Над кем смеетесь? Почему банкиры США оказались не рациональнее Хлестакова

28.01.2025

Можно ли с помощью «Ревизора» Николая Гоголя разобраться в причинах мирового финансового кризиса 2008 года? Вполне, считает профессор Антверпенского университета и выпускник РЭШ Константин Егоров. Он объясняет, почему и банкиры, и финансисты, и заемщики в США вели себя подобно Хлестакову, а сам он — типичный Homo economicus.

Это совместный проект Российской экономической школы и издания N + 1. В предыдущих циклах мы писали о нобелевских лауреатах по экономике и разбирались в терминах институциональной теории. В новой мини-серии мы посмотрим на экономические теории в литературных произведениях — в предыдущем тексте мы писали о связи импульсивности и финансов у героев Стефана Цвейга, а также о о последствиях войн за ресурсы в романе «Дюна» и реальном мире. 

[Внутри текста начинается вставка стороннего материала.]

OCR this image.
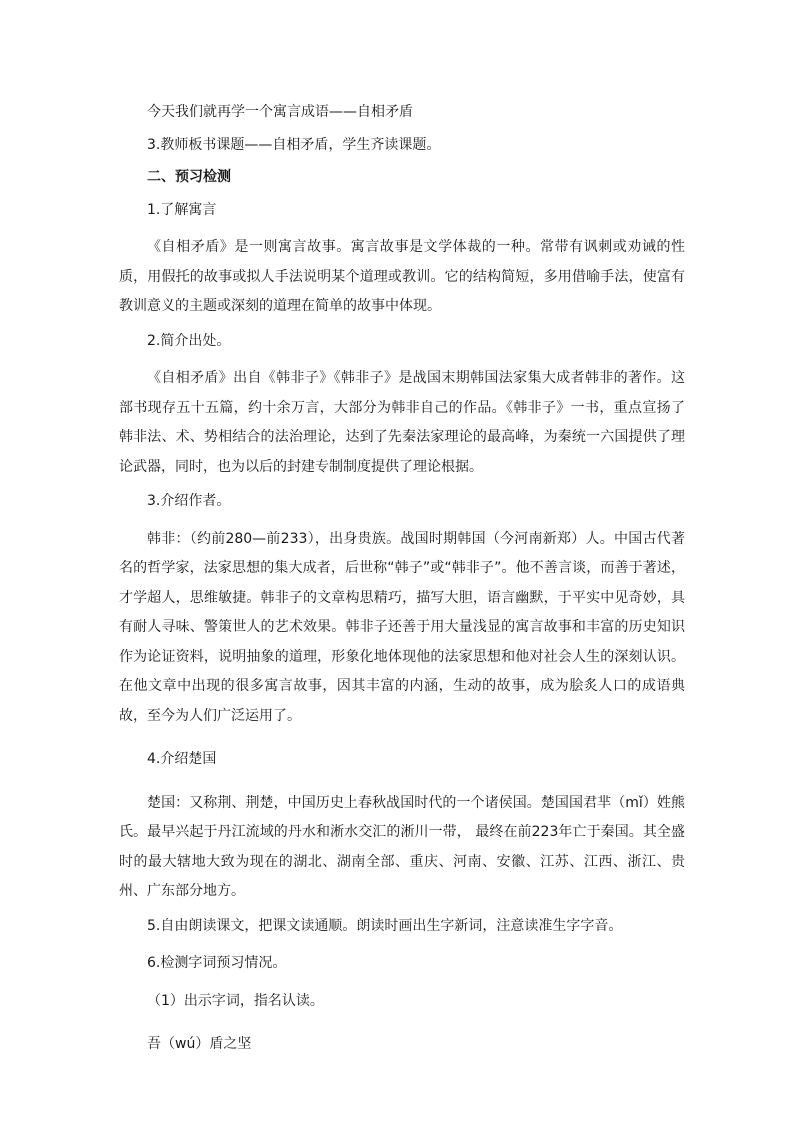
今天我们就再学一个寓言成语——自相矛盾

3.教师板书课题——自相矛盾，学生齐读课题。

二、预习检测

1.了解寓言

《自相矛盾》是一则寓言故事。寓言故事是文学体裁的一种。常带有讽刺或劝诫的性质，用假托的故事或拟人手法说明某个道理或教训。它的结构简短，多用借喻手法，使富有教训意义的主题或深刻的道理在简单的故事中体现。

2.简介出处。

《自相矛盾》出自《韩非子》《韩非子》是战国末期韩国法家集大成者韩非的著作。这部书现存五十五篇，约十余万言，大部分为韩非自己的作品。《韩非子》一书，重点宣扬了韩非法、术、势相结合的法治理论，达到了先秦法家理论的最高峰，为秦统一六国提供了理论武器，同时，也为以后的封建专制制度提供了理论根据。

3.介绍作者。

韩非：（约前280—前233），出身贵族。战国时期韩国（今河南新郑）人。中国古代著名的哲学家，法家思想的集大成者，后世称“韩子”或“韩非子”。他不善言谈，而善于著述，才学超人，思维敏捷。韩非子的文章构思精巧，描写大胆，语言幽默，于平实中见奇妙，具有耐人寻味、警策世人的艺术效果。韩非子还善于用大量浅显的寓言故事和丰富的历史知识作为论证资料，说明抽象的道理，形象化地体现他的法家思想和他对社会人生的深刻认识。在他文章中出现的很多寓言故事，因其丰富的内涵，生动的故事，成为脍炙人口的成语典故，至今为人们广泛运用了。

4.介绍楚国

楚国：又称荆、荆楚，中国历史上春秋战国时代的一个诸侯国。楚国国君芈（mǐ）姓熊氏。最早兴起于丹江流域的丹水和淅水交汇的淅川一带， 最终在前223年亡于秦国。其全盛时的最大辖地大致为现在的湖北、湖南全部、重庆、河南、安徽、江苏、江西、浙江、贵州、广东部分地方。

5.自由朗读课文，把课文读通顺。朗读时画出生字新词，注意读准生字字音。

6.检测字词预习情况。

（1）出示字词，指名认读。

吾（wú）盾之坚
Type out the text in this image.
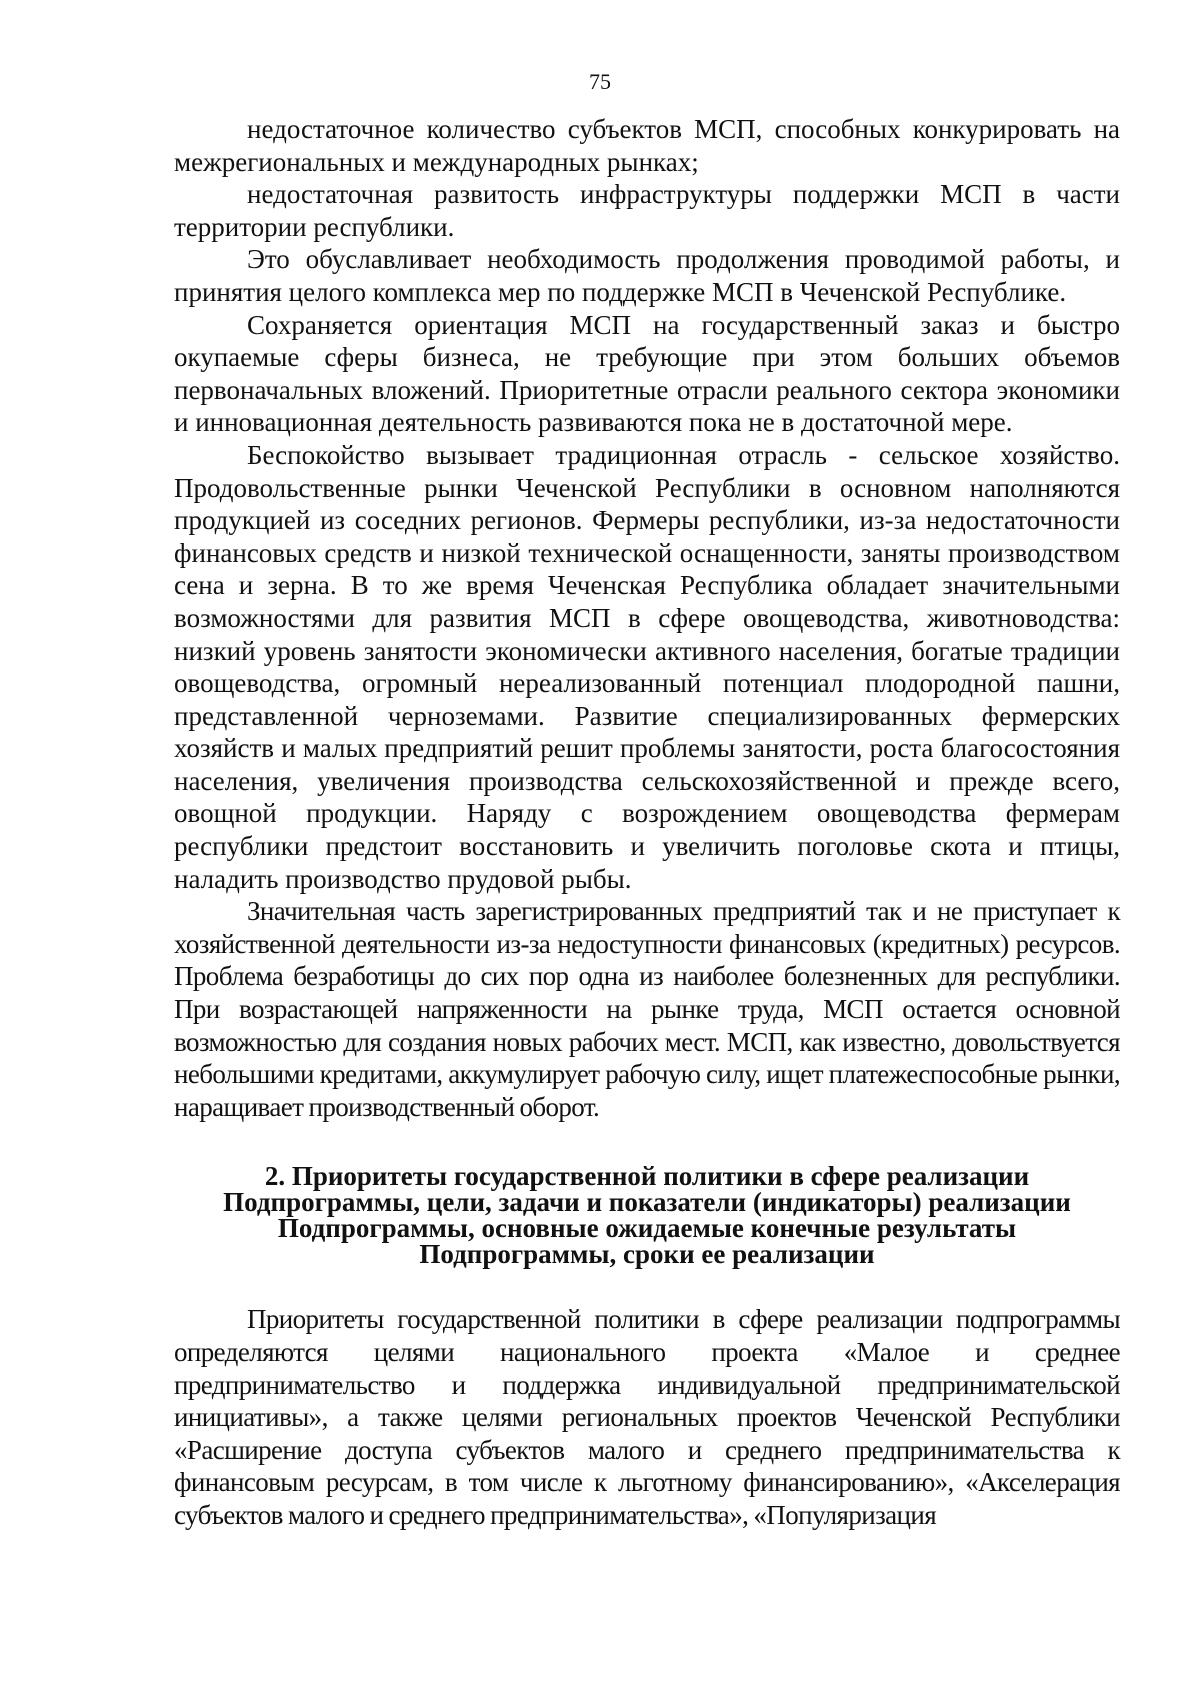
75

недостаточное количество субъектов МСП, способных конкурировать на межрегиональных и международных рынках;

недостаточная развитость инфраструктуры поддержки МСП в части территории республики.

Это обуславливает необходимость продолжения проводимой работы, и принятия целого комплекса мер по поддержке МСП в Чеченской Республике.

Сохраняется ориентация МСП на государственный заказ и быстро окупаемые сферы бизнеса, не требующие при этом больших объемов первоначальных вложений. Приоритетные отрасли реального сектора экономики и инновационная деятельность развиваются пока не в достаточной мере.

Беспокойство вызывает традиционная отрасль - сельское хозяйство. Продовольственные рынки Чеченской Республики в основном наполняются продукцией из соседних регионов. Фермеры республики, из-за недостаточности финансовых средств и низкой технической оснащенности, заняты производством сена и зерна. В то же время Чеченская Республика обладает значительными возможностями для развития МСП в сфере овощеводства, животноводства: низкий уровень занятости экономически активного населения, богатые традиции овощеводства, огромный нереализованный потенциал плодородной пашни, представленной черноземами. Развитие специализированных фермерских хозяйств и малых предприятий решит проблемы занятости, роста благосостояния населения, увеличения производства сельскохозяйственной и прежде всего, овощной продукции. Наряду с возрождением овощеводства фермерам республики предстоит восстановить и увеличить поголовье скота и птицы, наладить производство прудовой рыбы.

Значительная часть зарегистрированных предприятий так и не приступает к хозяйственной деятельности из-за недоступности финансовых (кредитных) ресурсов. Проблема безработицы до сих пор одна из наиболее болезненных для республики. При возрастающей напряженности на рынке труда, МСП остается основной возможностью для создания новых рабочих мест. МСП, как известно, довольствуется небольшими кредитами, аккумулирует рабочую силу, ищет платежеспособные рынки, наращивает производственный оборот.

2. Приоритеты государственной политики в сфере реализации
Подпрограммы, цели, задачи и показатели (индикаторы) реализации
Подпрограммы, основные ожидаемые конечные результаты
Подпрограммы, сроки ее реализации

Приоритеты государственной политики в сфере реализации подпрограммы определяются целями национального проекта «Малое и среднее предпринимательство и поддержка индивидуальной предпринимательской инициативы», а также целями региональных проектов Чеченской Республики «Расширение доступа субъектов малого и среднего предпринимательства к финансовым ресурсам, в том числе к льготному финансированию», «Акселерация субъектов малого и среднего предпринимательства», «Популяризация
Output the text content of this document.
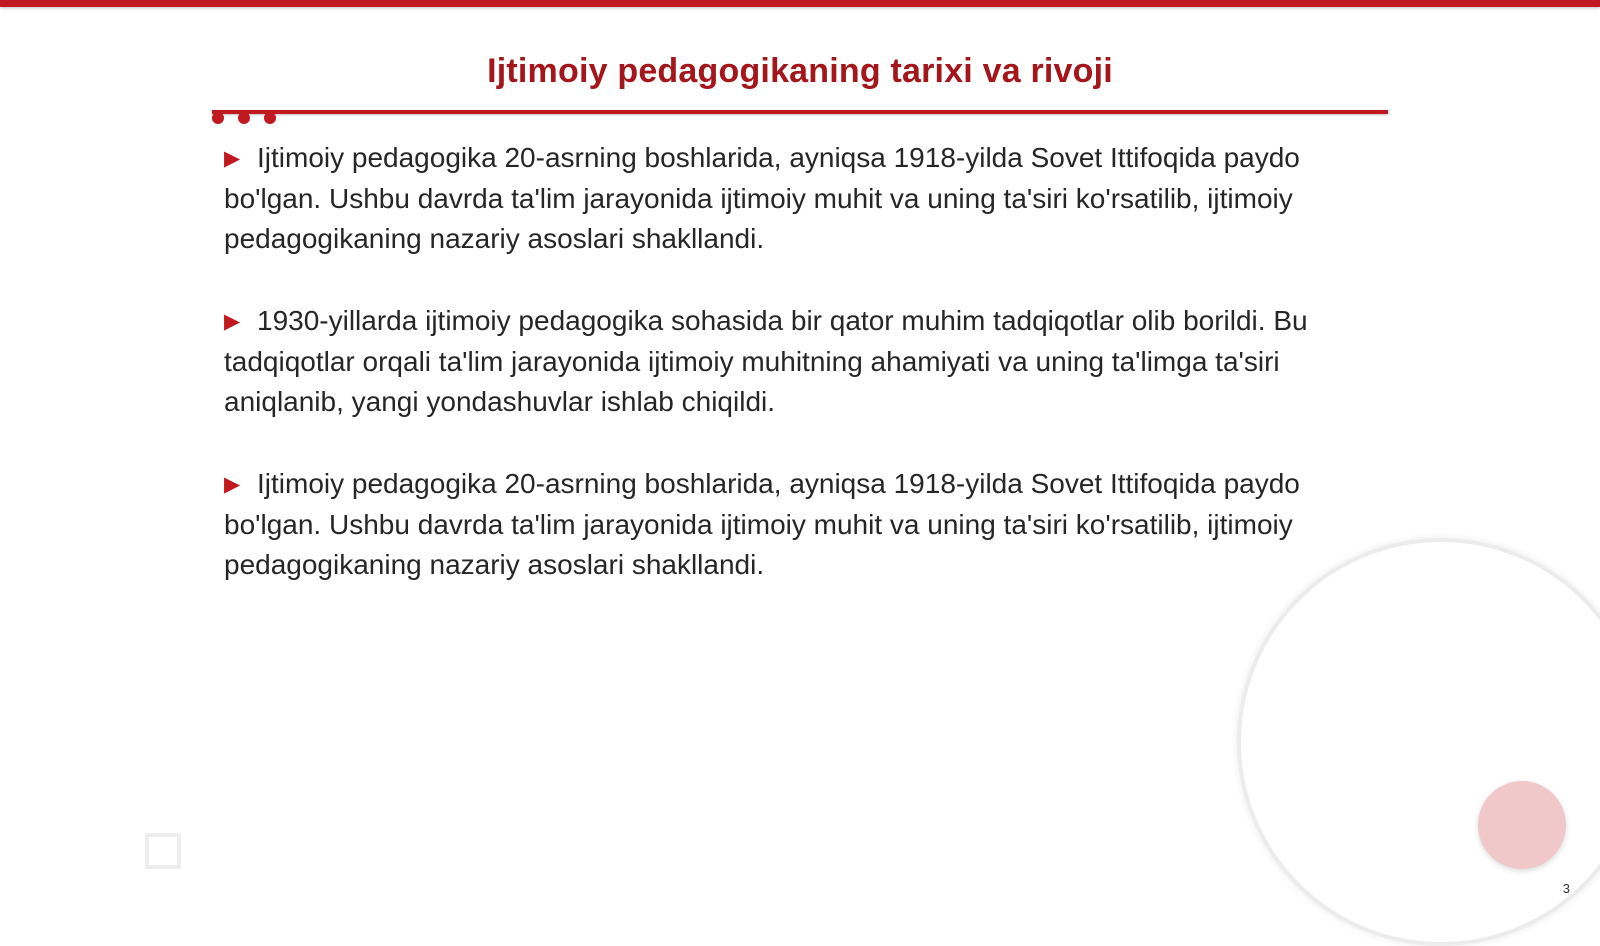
Ijtimoiy pedagogikaning tarixi va rivoji
▶ Ijtimoiy pedagogika 20-asrning boshlarida, ayniqsa 1918-yilda Sovet Ittifoqida paydo bo'lgan. Ushbu davrda ta'lim jarayonida ijtimoiy muhit va uning ta'siri ko'rsatilib, ijtimoiy pedagogikaning nazariy asoslari shakllandi.
▶ 1930-yillarda ijtimoiy pedagogika sohasida bir qator muhim tadqiqotlar olib borildi. Bu tadqiqotlar orqali ta'lim jarayonida ijtimoiy muhitning ahamiyati va uning ta'limga ta'siri aniqlanib, yangi yondashuvlar ishlab chiqildi.
▶ Ijtimoiy pedagogika 20-asrning boshlarida, ayniqsa 1918-yilda Sovet Ittifoqida paydo bo'lgan. Ushbu davrda ta'lim jarayonida ijtimoiy muhit va uning ta'siri ko'rsatilib, ijtimoiy pedagogikaning nazariy asoslari shakllandi.
3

Подзабывшим подробности гоголевского «Ревизора» может показаться, что это произведение вроде «Поймай меня, если сможешь» или «Талантливого мистера Рипли». Казалось бы, Хлестаков, как заправский аферист, выдает себя за большого чиновника из Петербурга, умудряется быстро собрать взятки со всех платежеспособных жителей города и уехать до того, как вскроется правда. На самом деле в комедии Гоголя (которая, безусловно, значительно глубже) Хлестаков — отнюдь не гениальный мошенник, наживающийся на доверчивых горожанах. Он сам, скорее, простофиля и едва ли умнее других персонажей комедии. Как описывает его Гоголь, Хлестаков «приглуповат», «без царя в голове», «говорит и действует без всякого соображения». Как же такой человек смог обставить целый город, включая его главу, который «мошенников над мошенниками обманывал»?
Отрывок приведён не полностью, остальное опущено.